Yang perlu kita sadari bersama adalah bahwa bulan Syawal adalah bulan ujian yang sebenarnya. Karena diharapkan, ibadah kita semakin meningkat di bulan Syawal. Apa yang telah kita dapatkan pada madrasah Ramadhan semestinya diaplikasikan dalam bulan ini dan seterusnya. Oleh karena itu, adakah alasan untuk bersukacita di awal bulan Syawal dengan perayaan Idul Fitri? Saya rasa masalahnya bukan itu.

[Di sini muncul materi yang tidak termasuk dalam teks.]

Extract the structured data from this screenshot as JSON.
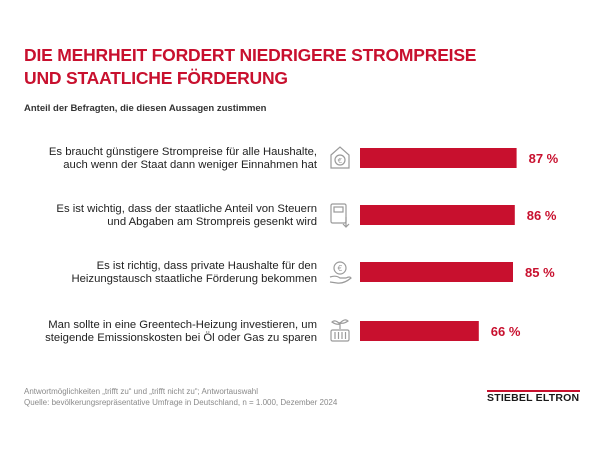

Perayaan Idul Fitri, tampaknya, sudah tidak lagi sekedar perayaan agama yang menandai berakhirnya bulan Ramadhan dengan segala aktifitas ibadah yang khas di dalamnya. Perayaan Idul Fitri juga telah menjadi perayaan budaya. Ketika Idul Fitri adalah perayaan budaya, maka Idul Fitri adalah tentang saling memaafkan, menjalin silaturahim, sungkem pada orang tua dan meringankan sedekah. Dalam bingkai kacamata ini, saya rasa memang layak kita bersukacita merayakan Idul Fitri. Kesukacitaan ini adalah tanda kesyukuran yang luar biasa kepada Allah atas nikmatnya persaudaraan dan nikmatnya menjadi makhluk sosial meski dengan catatan bahwa kesukacitaan ini tidak boleh berubah menjadi perilaku berlebih-lebihan.
Well then, Selamat Idul Fitri! Mohon maaf lahir dan batin.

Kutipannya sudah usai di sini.